AAMAS Conference 2025 Conference Paper
A Simple Integration of Epistemic Logic and Reinforcement Learning
- Thorsten Engesser
- Thibaut Le Marre
- Emiliano Lorini
- François Schwarzentruber
- Bruno Zanuttini
We propose an integration of epistemic logic with reinforcement learning via a semantics that uses the concept of belief bases. In our framework, an agent’s subjective state is identified with their belief base, which captures the agent’s personal representation of the environment. The agent’s subjective state is distinguished from the global state, which captures the overall information about the environment and about the agent’s belief base from an external perspective. We instantiate the concepts of global state and subjective state in Partially-Observable Markov Decision Process (POMDPs), defining so-called Belief Base POMDPs (BB-POMDPs).
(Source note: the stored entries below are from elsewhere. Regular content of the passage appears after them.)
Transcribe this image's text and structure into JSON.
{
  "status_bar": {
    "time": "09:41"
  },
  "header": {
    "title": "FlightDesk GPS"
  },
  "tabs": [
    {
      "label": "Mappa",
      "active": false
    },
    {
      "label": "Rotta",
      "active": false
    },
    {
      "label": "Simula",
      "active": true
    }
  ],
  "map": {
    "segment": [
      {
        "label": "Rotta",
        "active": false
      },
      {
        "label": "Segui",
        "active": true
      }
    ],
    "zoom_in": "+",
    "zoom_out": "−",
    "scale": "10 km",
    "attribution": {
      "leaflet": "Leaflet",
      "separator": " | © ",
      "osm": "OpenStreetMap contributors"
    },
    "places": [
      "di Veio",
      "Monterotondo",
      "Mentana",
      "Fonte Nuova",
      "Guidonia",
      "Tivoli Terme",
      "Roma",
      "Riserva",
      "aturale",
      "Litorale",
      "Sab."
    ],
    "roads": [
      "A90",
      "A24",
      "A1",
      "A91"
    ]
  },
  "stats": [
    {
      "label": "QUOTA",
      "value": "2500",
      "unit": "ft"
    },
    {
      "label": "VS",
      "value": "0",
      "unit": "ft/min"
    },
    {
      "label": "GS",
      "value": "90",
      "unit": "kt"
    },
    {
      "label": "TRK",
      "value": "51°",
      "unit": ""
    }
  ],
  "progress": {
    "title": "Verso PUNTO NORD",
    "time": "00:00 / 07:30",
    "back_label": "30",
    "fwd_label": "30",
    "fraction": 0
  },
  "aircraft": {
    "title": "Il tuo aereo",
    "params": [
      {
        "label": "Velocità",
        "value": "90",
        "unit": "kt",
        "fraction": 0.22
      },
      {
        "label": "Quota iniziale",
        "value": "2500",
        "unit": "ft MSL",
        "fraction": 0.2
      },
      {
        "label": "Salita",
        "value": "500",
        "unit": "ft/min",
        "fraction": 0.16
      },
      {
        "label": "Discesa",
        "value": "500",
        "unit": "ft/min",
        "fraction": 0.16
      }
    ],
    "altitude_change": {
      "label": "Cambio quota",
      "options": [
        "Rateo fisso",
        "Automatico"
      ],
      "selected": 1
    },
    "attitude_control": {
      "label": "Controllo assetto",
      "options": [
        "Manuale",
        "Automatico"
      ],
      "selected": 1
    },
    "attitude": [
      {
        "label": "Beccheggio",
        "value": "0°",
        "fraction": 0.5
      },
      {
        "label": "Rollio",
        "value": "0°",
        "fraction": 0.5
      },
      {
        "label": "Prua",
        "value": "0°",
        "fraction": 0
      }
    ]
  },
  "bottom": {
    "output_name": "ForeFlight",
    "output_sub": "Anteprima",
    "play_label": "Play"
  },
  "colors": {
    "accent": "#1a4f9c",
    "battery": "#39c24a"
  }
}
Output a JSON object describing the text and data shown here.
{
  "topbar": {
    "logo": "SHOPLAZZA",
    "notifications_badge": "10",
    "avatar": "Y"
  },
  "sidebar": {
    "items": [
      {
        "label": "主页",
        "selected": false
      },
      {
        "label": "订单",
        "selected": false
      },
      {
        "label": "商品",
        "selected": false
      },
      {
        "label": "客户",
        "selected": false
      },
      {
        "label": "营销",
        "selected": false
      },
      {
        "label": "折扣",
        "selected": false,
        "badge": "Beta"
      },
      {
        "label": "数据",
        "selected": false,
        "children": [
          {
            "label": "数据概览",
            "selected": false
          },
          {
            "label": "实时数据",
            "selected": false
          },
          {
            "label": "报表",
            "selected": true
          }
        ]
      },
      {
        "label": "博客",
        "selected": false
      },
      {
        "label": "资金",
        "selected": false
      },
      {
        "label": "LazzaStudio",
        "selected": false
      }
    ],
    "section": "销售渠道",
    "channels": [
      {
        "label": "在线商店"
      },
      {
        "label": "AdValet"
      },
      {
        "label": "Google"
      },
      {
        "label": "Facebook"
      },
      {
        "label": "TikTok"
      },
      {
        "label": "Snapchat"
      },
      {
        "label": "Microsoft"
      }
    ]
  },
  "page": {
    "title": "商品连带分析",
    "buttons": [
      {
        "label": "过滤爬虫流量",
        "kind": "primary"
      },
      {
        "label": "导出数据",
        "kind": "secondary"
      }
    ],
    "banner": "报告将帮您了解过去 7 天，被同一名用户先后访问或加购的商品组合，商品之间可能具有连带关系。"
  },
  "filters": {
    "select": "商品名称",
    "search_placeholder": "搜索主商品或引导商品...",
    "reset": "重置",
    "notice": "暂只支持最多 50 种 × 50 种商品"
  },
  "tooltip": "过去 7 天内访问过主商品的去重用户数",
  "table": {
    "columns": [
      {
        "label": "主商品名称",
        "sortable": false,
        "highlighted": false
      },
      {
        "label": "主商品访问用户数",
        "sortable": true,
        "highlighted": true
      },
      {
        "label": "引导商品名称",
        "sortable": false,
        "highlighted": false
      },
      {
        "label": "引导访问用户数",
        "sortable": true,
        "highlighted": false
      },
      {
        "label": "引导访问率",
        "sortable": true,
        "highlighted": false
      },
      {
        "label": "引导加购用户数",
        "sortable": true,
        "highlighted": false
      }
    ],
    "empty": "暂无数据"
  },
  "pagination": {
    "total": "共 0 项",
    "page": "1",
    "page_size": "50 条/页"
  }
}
We show that in our epistemic framework, we can use the beliefs of the learning agent to formalize and implement a natural form of shielding, which prevents agents from performing actions that are not known to be safe. Our implementation of shielding relies on a model-checking algorithm to automatically verify whether a given fact is deducible from the agent’s belief base. We perform a case study of model-free reinforcement learning on a simple wumpus scenario, using a variant of Q-learning on the agent’s subjective states, using the agent’s beliefs for reward shaping and shielding. In particular, our experiments show that our version of shielding can successfully protect the agent from harm while improving the utility of the learned policy.